Prezes Urzędu Ochrony Danych Osobowych (UODO)wszczął postępowanie administracyjne w sprawie przetwarzania przez Ministerstwo Edukacji i Nauki oraz Ministerstwo Zdrowia danych osobowych nauczycieli akademickich, doktorantów i studentów w sprawie szczepień przeciwko COVID-19. Sprawą przekazania tych informacji przez resort zdrowia do MEiN zajmował się Rzecznik Praw Obywatelskich Marcin Wiącek, który zwrócił się do prezesa UODO. Zdaniem RPO mogło dojść do "naruszenia konstytucyjnej zasady legalizmu".
Rzecznik Praw Obywatelskich Marcin Wiącek w styczniu 2022 roku wystąpił do ministra edukacji i nauki Przemysława Czarnka "o wyjaśnienie okoliczności uzyskania przez ministra właściwego do spraw szkolnictwa wyższego i nauki szczegółowych danych nauczycieli akademickich, studentów oraz doktorantów uczelni wraz z informacją o byciu zaszczepionym".
ZOBACZ MATERIAŁ "FAKTÓW PO POŁUDNIU": Długi weekend, a studenci ruszyli do uczelni. Powód? Szczepienia na COVID-19
Jak wyjaśniono na stronie biura RPO, pismo wiązało się z obawami, że "minister ds. szkolnictwa wyższego i nauki mógł mieć dostęp do szczegółowych danych zdrowotnych". Podkreślono, że "są to dane o charakterze wrażliwym, co do których konstytucja przewiduje najwyższy stopień ochrony". "Żaden zaś akt prawny nie upoważnia ministra edukacji i nauki do dostępu do takich danych. Mogło zatem dojść do naruszenia konstytucyjnej zasady legalizmu, zgodnie z którą organy władzy działają na podstawie i w granicach prawa" - dodano.
Zestawiono dane w dwóch różnych rejestrach i połączono po numerze PESEL
Minister Czarnek - jak poinformowało biuro RPO - odpisał w lutym zeszłego roku w odpowiedzi dla Marcina Wiącka, że "na żadnym etapie weryfikacji poziomu zaszczepienia członków wspólnot uczelni, resort nie miał dostępu do szczegółowych danych o charakterze wrażliwym, pozwalających zidentyfikować poszczególne osoby". Wyjaśnił, że MEiN uzyskało "jedynie dane statystyczne na temat poziomu zaszczepienia w uczelniach, a więc dane anonimowe".
Z odpowiedzi resortu edukacji i nauki wynikało jednak, "zestawiono dane zawarte w dwóch różnych rejestrach i połączono je po numerze PESEL, by sprawdzić, które osoby z tych grup są zaszczepione, a które nie". Według informacji podanych przez biuro RPO, dane przekazano na zlecenie MEiN ze Zintegrowanego Systemu Informacji o Szkolnictwie Wyższym i Nauce POL-on do Elektronicznej Platformy Gromadzenia, Analizy i Udostępnienia Zasobów Cyfrowych o Zdarzeniach Medycznych.
Resort tłumaczył, że "z inicjatywy Konferencji Rektorów Akademickich Szkół Polskich 21 grudnia 2021 r. ministrowie edukacji oraz zdrowia zawarli porozumienie o współpracy w celu pozyskania informacji statystycznej o poziomie zaszczepienia przeciwko chorobie COVID w tym środowisku akademickim".
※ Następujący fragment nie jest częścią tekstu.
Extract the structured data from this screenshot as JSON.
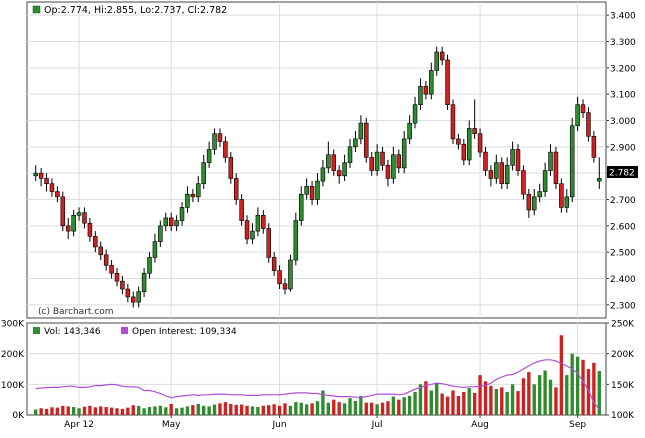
{
  "header": {
    "ohlc_text": "Op:2.774, Hi:2.855, Lo:2.737, Cl:2.782",
    "last_price": "2.782",
    "watermark": "(c) Barchart.com"
  },
  "volume_legend": {
    "vol_text": "Vol: 143,346",
    "oi_text": "Open Interest: 109,334"
  },
  "colors": {
    "up": "#2e8b2e",
    "down": "#cc2222",
    "wick": "#000000",
    "oi_line": "#b04fd6",
    "grid": "#dddddd",
    "frame": "#444444"
  },
  "chart_data": [
    {
      "type": "candlestick",
      "title": "",
      "x_tick_labels": [
        "Apr 12",
        "May",
        "Jun",
        "Jul",
        "Aug",
        "Sep"
      ],
      "x_tick_index": [
        8,
        25,
        45,
        63,
        82,
        100
      ],
      "y_ticks": [
        2.3,
        2.4,
        2.5,
        2.6,
        2.7,
        2.8,
        2.9,
        3.0,
        3.1,
        3.2,
        3.3,
        3.4
      ],
      "y_tick_labels": [
        "2.300",
        "2.400",
        "2.500",
        "2.600",
        "2.700",
        "2.800",
        "2.900",
        "3.000",
        "3.100",
        "3.200",
        "3.300",
        "3.400"
      ],
      "ylim": [
        2.25,
        3.45
      ],
      "grid": true,
      "close": [
        2.8,
        2.78,
        2.76,
        2.73,
        2.71,
        2.6,
        2.58,
        2.64,
        2.65,
        2.61,
        2.56,
        2.52,
        2.49,
        2.45,
        2.42,
        2.39,
        2.36,
        2.33,
        2.31,
        2.35,
        2.42,
        2.48,
        2.54,
        2.6,
        2.63,
        2.6,
        2.62,
        2.67,
        2.72,
        2.71,
        2.76,
        2.84,
        2.89,
        2.95,
        2.92,
        2.86,
        2.78,
        2.7,
        2.62,
        2.55,
        2.58,
        2.64,
        2.59,
        2.48,
        2.43,
        2.38,
        2.36,
        2.47,
        2.62,
        2.72,
        2.75,
        2.7,
        2.77,
        2.82,
        2.87,
        2.81,
        2.79,
        2.84,
        2.9,
        2.93,
        2.99,
        2.86,
        2.81,
        2.88,
        2.83,
        2.78,
        2.87,
        2.82,
        2.93,
        2.99,
        3.06,
        3.13,
        3.1,
        3.19,
        3.26,
        3.23,
        3.06,
        2.93,
        2.91,
        2.85,
        2.97,
        2.95,
        2.88,
        2.81,
        2.78,
        2.84,
        2.76,
        2.83,
        2.89,
        2.81,
        2.72,
        2.66,
        2.71,
        2.73,
        2.81,
        2.88,
        2.76,
        2.67,
        2.71,
        2.98,
        3.06,
        3.03,
        2.94,
        2.86,
        2.78
      ],
      "open": [
        2.79,
        2.8,
        2.78,
        2.76,
        2.73,
        2.71,
        2.6,
        2.58,
        2.64,
        2.65,
        2.61,
        2.56,
        2.52,
        2.49,
        2.45,
        2.42,
        2.39,
        2.36,
        2.33,
        2.31,
        2.35,
        2.42,
        2.48,
        2.54,
        2.6,
        2.63,
        2.6,
        2.62,
        2.67,
        2.72,
        2.71,
        2.76,
        2.84,
        2.89,
        2.95,
        2.92,
        2.86,
        2.78,
        2.7,
        2.62,
        2.55,
        2.58,
        2.64,
        2.59,
        2.48,
        2.43,
        2.38,
        2.36,
        2.47,
        2.62,
        2.72,
        2.75,
        2.7,
        2.77,
        2.82,
        2.87,
        2.81,
        2.79,
        2.84,
        2.9,
        2.93,
        2.99,
        2.86,
        2.81,
        2.88,
        2.83,
        2.78,
        2.87,
        2.82,
        2.93,
        2.99,
        3.06,
        3.13,
        3.1,
        3.19,
        3.26,
        3.23,
        3.06,
        2.93,
        2.91,
        2.85,
        2.97,
        2.95,
        2.88,
        2.81,
        2.78,
        2.84,
        2.76,
        2.83,
        2.89,
        2.81,
        2.72,
        2.66,
        2.71,
        2.73,
        2.81,
        2.88,
        2.76,
        2.67,
        2.71,
        2.98,
        3.06,
        3.03,
        2.94,
        2.77
      ],
      "high": [
        2.83,
        2.82,
        2.8,
        2.78,
        2.75,
        2.73,
        2.63,
        2.66,
        2.67,
        2.67,
        2.63,
        2.58,
        2.54,
        2.51,
        2.47,
        2.44,
        2.41,
        2.38,
        2.35,
        2.37,
        2.44,
        2.5,
        2.57,
        2.62,
        2.65,
        2.65,
        2.64,
        2.69,
        2.75,
        2.74,
        2.79,
        2.87,
        2.92,
        2.97,
        2.97,
        2.94,
        2.88,
        2.8,
        2.72,
        2.64,
        2.61,
        2.67,
        2.66,
        2.61,
        2.5,
        2.45,
        2.4,
        2.49,
        2.65,
        2.75,
        2.78,
        2.77,
        2.8,
        2.85,
        2.92,
        2.89,
        2.83,
        2.87,
        2.93,
        2.96,
        3.02,
        3.01,
        2.88,
        2.91,
        2.9,
        2.85,
        2.9,
        2.89,
        2.96,
        3.02,
        3.09,
        3.16,
        3.15,
        3.22,
        3.28,
        3.28,
        3.25,
        3.08,
        2.95,
        2.93,
        3.0,
        3.08,
        2.97,
        2.9,
        2.83,
        2.87,
        2.86,
        2.86,
        2.92,
        2.91,
        2.83,
        2.74,
        2.74,
        2.76,
        2.84,
        2.91,
        2.9,
        2.78,
        2.74,
        3.01,
        3.09,
        3.08,
        3.05,
        2.96,
        2.86
      ],
      "low": [
        2.77,
        2.75,
        2.73,
        2.71,
        2.69,
        2.58,
        2.55,
        2.56,
        2.62,
        2.59,
        2.54,
        2.5,
        2.47,
        2.43,
        2.4,
        2.37,
        2.34,
        2.31,
        2.29,
        2.29,
        2.33,
        2.4,
        2.46,
        2.52,
        2.58,
        2.58,
        2.58,
        2.6,
        2.65,
        2.69,
        2.69,
        2.74,
        2.82,
        2.87,
        2.9,
        2.84,
        2.76,
        2.68,
        2.6,
        2.53,
        2.53,
        2.56,
        2.57,
        2.46,
        2.41,
        2.36,
        2.34,
        2.35,
        2.45,
        2.6,
        2.7,
        2.68,
        2.68,
        2.75,
        2.8,
        2.79,
        2.76,
        2.77,
        2.82,
        2.88,
        2.91,
        2.84,
        2.79,
        2.79,
        2.81,
        2.75,
        2.76,
        2.8,
        2.8,
        2.91,
        2.97,
        3.04,
        3.08,
        3.08,
        3.17,
        3.21,
        3.04,
        2.91,
        2.89,
        2.83,
        2.83,
        2.93,
        2.86,
        2.79,
        2.75,
        2.76,
        2.74,
        2.74,
        2.81,
        2.79,
        2.7,
        2.63,
        2.64,
        2.69,
        2.71,
        2.79,
        2.74,
        2.65,
        2.65,
        2.69,
        2.96,
        3.01,
        2.92,
        2.84,
        2.74
      ]
    },
    {
      "type": "bar",
      "title": "",
      "y_ticks": [
        0,
        100000,
        200000,
        300000
      ],
      "y_tick_labels": [
        "0K",
        "100K",
        "200K",
        "300K"
      ],
      "ylim": [
        0,
        300000
      ],
      "y2_ticks": [
        100000,
        150000,
        200000,
        250000
      ],
      "y2_tick_labels": [
        "100K",
        "150K",
        "200K",
        "250K"
      ],
      "y2lim": [
        100000,
        250000
      ],
      "series": [
        {
          "name": "Vol",
          "values": [
            18000,
            22000,
            20000,
            25000,
            24000,
            30000,
            28000,
            26000,
            22000,
            27000,
            30000,
            25000,
            28000,
            26000,
            24000,
            22000,
            20000,
            24000,
            32000,
            30000,
            22000,
            26000,
            28000,
            30000,
            25000,
            36000,
            22000,
            24000,
            28000,
            32000,
            36000,
            30000,
            28000,
            34000,
            38000,
            42000,
            36000,
            33000,
            34000,
            30000,
            28000,
            26000,
            30000,
            32000,
            35000,
            30000,
            38000,
            30000,
            42000,
            40000,
            35000,
            38000,
            45000,
            80000,
            40000,
            50000,
            42000,
            38000,
            55000,
            46000,
            62000,
            40000,
            40000,
            35000,
            40000,
            45000,
            60000,
            50000,
            58000,
            62000,
            75000,
            100000,
            110000,
            80000,
            105000,
            70000,
            60000,
            80000,
            62000,
            75000,
            88000,
            72000,
            130000,
            110000,
            95000,
            85000,
            90000,
            75000,
            100000,
            78000,
            120000,
            140000,
            100000,
            130000,
            145000,
            115000,
            90000,
            260000,
            130000,
            200000,
            190000,
            180000,
            150000,
            170000,
            143346
          ]
        },
        {
          "name": "Open Interest",
          "values": [
            143000,
            144000,
            144500,
            145000,
            145000,
            146000,
            147000,
            147000,
            145000,
            145000,
            146000,
            148000,
            148000,
            149000,
            150000,
            149000,
            147000,
            146000,
            146000,
            145000,
            140000,
            140000,
            138000,
            135000,
            131000,
            128000,
            130000,
            131000,
            132000,
            133000,
            132000,
            133000,
            133000,
            134000,
            134000,
            134000,
            133000,
            133000,
            133000,
            132000,
            132000,
            132000,
            133000,
            133000,
            133000,
            133000,
            134000,
            135000,
            136000,
            136000,
            136000,
            135000,
            135000,
            133000,
            132000,
            131000,
            130000,
            130000,
            130000,
            129000,
            128000,
            130000,
            132000,
            134000,
            134000,
            134000,
            134000,
            133000,
            134000,
            138000,
            142000,
            145000,
            148000,
            150000,
            152000,
            151000,
            149000,
            147000,
            146000,
            145000,
            146000,
            146000,
            147000,
            148000,
            152000,
            158000,
            162000,
            165000,
            166000,
            170000,
            175000,
            180000,
            185000,
            188000,
            190000,
            190000,
            188000,
            184000,
            180000,
            175000,
            168000,
            155000,
            140000,
            120000,
            109334
          ]
        }
      ]
    }
  ]
}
Prezes Urzędu Ochrony Danych Osobowych sprawdza
Rzecznik Praw Obywatelskich Marcin Wiącek zauważył, że do zestawienia danych doszło "na podstawie porozumienia, a więc bez podstawy prawnej wynikającej z ustawy". W lutym 2022 roku zwrócił się do prezesa Urzędu Ochrony Danych Osobowych Jana Nowaka o zbadanie sprawy.
UODO w piśmie skierowanym do RPO poinformował, że 27 lipca zostało wszczęte postępowanie administracyjne w sprawie przetwarzania przez Ministra Edukacji i Nauki oraz Ministra Zdrowia danych osobowych nauczycieli akademickich, doktorantów i studentów w zakresie szczepień przeciwko COVID-19. Dodano, że o wyniku postępowania RPO zostanie poinformowany "niezwłocznie" po rozstrzygnięciu.